Understanding Conflict Is The Start Of A Solution

Identifying the nature of a conflict and the different ways people behave in conflict is an essential first step towards resolving the situation.

The key to knowing how to deal with conflict at work is never to take sides in a conflict. Because each individual has his own feelings, his own emotions and it is important to understand where the deep source of the conflict comes from. You will therefore have to be an excellent mediator, a fair arbiter who is there to find a solution that suits both people with the common objective of bringing these people together or at least succeeding in making them cohabit. This is ideal for having healthy team cohesion.

Respond Quickly Before Conflict Develops

Often a conflict is the result of a complicated or tense situation that has been going on for some time. A trigger (an event that could be trivial or serious) turned the unease into a confrontation.

When this conflict is declared, it is advisable to say things clearly and to seek to quickly analyze the causes of it to find avenues of resolution.
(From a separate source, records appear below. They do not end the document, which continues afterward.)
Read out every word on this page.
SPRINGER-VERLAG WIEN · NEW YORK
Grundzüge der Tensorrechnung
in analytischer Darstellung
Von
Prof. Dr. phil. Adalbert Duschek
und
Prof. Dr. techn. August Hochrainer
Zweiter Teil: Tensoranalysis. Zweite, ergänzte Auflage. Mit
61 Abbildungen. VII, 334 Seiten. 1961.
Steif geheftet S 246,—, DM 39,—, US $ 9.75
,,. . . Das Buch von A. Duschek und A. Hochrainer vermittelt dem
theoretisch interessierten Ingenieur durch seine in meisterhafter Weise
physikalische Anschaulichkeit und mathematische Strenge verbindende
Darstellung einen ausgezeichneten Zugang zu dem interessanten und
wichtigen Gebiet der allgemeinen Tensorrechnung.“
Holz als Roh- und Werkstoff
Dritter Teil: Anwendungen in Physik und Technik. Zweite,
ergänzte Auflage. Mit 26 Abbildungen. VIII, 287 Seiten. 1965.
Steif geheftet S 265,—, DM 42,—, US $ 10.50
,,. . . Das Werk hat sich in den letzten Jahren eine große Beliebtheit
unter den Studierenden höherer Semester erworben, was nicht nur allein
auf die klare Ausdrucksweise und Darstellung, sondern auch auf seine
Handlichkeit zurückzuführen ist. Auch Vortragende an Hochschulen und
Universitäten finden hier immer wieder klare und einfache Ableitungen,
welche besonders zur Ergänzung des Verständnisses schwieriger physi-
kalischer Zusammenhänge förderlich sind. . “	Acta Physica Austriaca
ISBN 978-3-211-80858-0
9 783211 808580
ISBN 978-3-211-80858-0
A meeting between the people involved in this conflict, possibly under the supervision of a “neutral” person (a human resources person, a colleague, or a superior), is essential. This responsiveness is essential to prevent things from escalating.

Find Time to Listen

Ignoring a conflict between colleagues can set off a negative attitude, detrimental to the work environment. So instead of ignoring it, embrace conflict.

Knowing how to listen is essential. Pay your full attention to what those involved in the conflict have to say. Try to understand why they are angry and allow them to explain their motives, without interrupting them.

Ask them to calmly express their ideas and rephrase their frustrations so that it is clear to you why the spark caught fire. Listening and understanding is the first step towards solving problems.

You will have a clear view of the situation and you will be able to make sure that even your co-workers begin to understand each other. It is the right way to see a solution.

You Need To Be Impartial

Whether you are the HR manager, the project leader, or the owner, you need to be a mediator in managing conflicts at work.

Be impartial, without judging, openly criticizing, or leaning towards one or other of the collaborators involved in the interpersonal conflict.

Try to put yourself in their shoes and try to understand what emotions they are feeling and what are the points of friction that inhibit the resolution of the conflict.

Help Find an Agreement

Whether the conflict interests you directly, because some co-worker has problems with the boss, or whether it concerns relationships between colleagues, try to focus the discussion on the meeting points between the parties and bring the conflict to a positive resolution, rather than giving too much weight on points of disagreement.

Shedding light on the commonalities allows you to turn off destructive emotions. It opens up to the observation of a different point of view from the one on which the parties are entrenched.

Seeking agreement demonstrates a willingness to work on the shared ground and build a professional relationship around elements of mutual trust.